Они прошли еще раза два вниз-вверх, провожая друг друга, затем простились и каждый отправился к себе. Эрнесто — благословенный характер! — скоро заснул. А шьор Карло долго ворочался в постели, размышляя. Итак, вот уже третий день на носу (со дня смерти — пятый), а по-прежнему полная неизвестность, каким образом и когда опустят ее в землю! Его долго тревожили думы об этой истории, в которую они неосторожно встряли, но в конце концов все-таки сморил полусон, в котором перемежались реальные события дня и смутные сновидения. И в этом полусне вырастала до гигантских размеров мысль о непогребенной попадье и сама она, эта мертвая старуха, становилась олицетворением невероятного, тупого упрямства.
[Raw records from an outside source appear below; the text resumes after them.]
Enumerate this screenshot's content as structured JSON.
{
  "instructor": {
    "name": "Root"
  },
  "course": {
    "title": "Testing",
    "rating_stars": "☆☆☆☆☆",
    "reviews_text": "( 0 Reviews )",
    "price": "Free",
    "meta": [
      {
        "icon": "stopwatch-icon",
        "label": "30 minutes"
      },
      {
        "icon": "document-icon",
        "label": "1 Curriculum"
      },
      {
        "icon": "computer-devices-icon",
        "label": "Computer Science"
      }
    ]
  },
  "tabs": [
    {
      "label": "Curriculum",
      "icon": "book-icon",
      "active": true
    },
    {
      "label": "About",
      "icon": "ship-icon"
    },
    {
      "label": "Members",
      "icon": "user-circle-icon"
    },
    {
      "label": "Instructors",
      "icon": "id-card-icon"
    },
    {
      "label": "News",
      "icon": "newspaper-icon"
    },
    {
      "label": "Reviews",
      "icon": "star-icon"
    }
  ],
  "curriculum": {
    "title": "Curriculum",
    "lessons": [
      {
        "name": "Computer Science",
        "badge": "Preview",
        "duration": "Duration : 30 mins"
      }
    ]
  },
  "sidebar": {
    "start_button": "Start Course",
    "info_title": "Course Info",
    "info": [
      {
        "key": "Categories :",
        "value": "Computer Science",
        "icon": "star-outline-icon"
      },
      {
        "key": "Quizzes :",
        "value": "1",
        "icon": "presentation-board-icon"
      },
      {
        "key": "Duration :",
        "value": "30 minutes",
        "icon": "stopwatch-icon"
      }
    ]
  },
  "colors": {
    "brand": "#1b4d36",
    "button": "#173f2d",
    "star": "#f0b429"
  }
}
«Какого черта мы влезли в это дело? — укорял себя шьор Карло. — Именно мы, которые, точно иностранцы, не имеем к ней ровным счетом никакого отношения, да и познакомились-то с ней всего два месяца назад!..» Теперь ему стало ясно, что это крестьяне, по своему хитрому, подлому обычаю, вовлекли их в дело, которое (они это заранее прекрасно знали!) невыполнимо и от которого сами они именно поэтому всячески уклонялись. А тот, кто в него встрял, тот, выходит, обязался сделать то, что по сути сделать невозможно. И никто из этих проклятых крестьян даже пальцем не пошевелил! Посиживают себе в стороне, медленно, не спеша беседуют, поплевывают, наблюдают, как другие суетятся, сколачивают гроб, кладут тело на стол. Лицемерно ужасаются и крестятся при твоих словах: «Нехорошо даже такое произносить — не дать погребения крещеному христианину, господи помилуй!» И никто не шевелится, все ждут, пока кто-нибудь другой все сделает. Может, даже — кто знает? — под маской своего простодушия злорадно радуются, потирают про себя руки — вот, дескать, горожане влипли! И вновь возвращался к мысли о том, что было бы, если б нас здесь не оказалось, если б мы не пришли в Смилевцы… Кто бы ее тогда похоронил? И оживала новая фантастическая картина: крестьяне оставили мертвую старуху в доме — вековать на этом стуле, в очках на носу и с зеленью на коленях. Сквозь нее из пола прорастает трава, а они украдкой пробираются в дом, чтобы чем-нибудь поживиться, унести, что попадет под руку — ставни с окон, деревянные поделки, дверные засовы, — осторожно огибают тело, которое сидит за столом, и стараются только не коснуться его, не повалить невзначай, чтоб не пришлось поднимать и опять усаживать на стул. И вот так мало-помалу они унесли все, раскрыли кровлю, источили дом, словно термиты, а после уже входят в него только затем, чтобы справить в углу нужду (ибо крестьяне — в этом он имел случай убедиться — в ненастную погоду предпочитают устраиваться для этого в закрытом помещении, в брошенном или сгоревшем доме). А она продолжает сидеть на своем стуле, распадаясь, в очках на курносом носу голого черепа…
Лишь на рассвете его сморил сон — тяжелый, не дающий отдыха.
Анита с Лизеттой сидели вдвоем перед очагом долго после того, как уснул Эрнесто, толкуя о своих делах — их заботы не мучили, они свою часть сделали, долг выполнили. Но когда среди ночи из дома попадьи раздалось не то пение, не то плач (женщины, бодрствовавшие возле покойницы, обнаружили четверть старого прокисшего вина, поднесенного попадье еще осенью, которое она очень экономно расходовала и в качестве уксуса и в качестве вина, и упились), горожанок охватила безысходная тоска.
— Но это вовсе не плач, это не выражение печали — это вовсе ни на что не похоже! Ты заметила, — обратилась Анита к Лизетте, — когда на селе причитают, совершенно нельзя понять ни кто умер — молодой или старый, мужчина или женщина, — ни в каком родстве они состоят и вообще приходятся ли родней; голосят без всякого порядка, без чувства меры, преувеличенно. Сейчас, правда, и в городе за этим больше так строго не следят, но в мое время соблюдали порядок, меру, пристойность.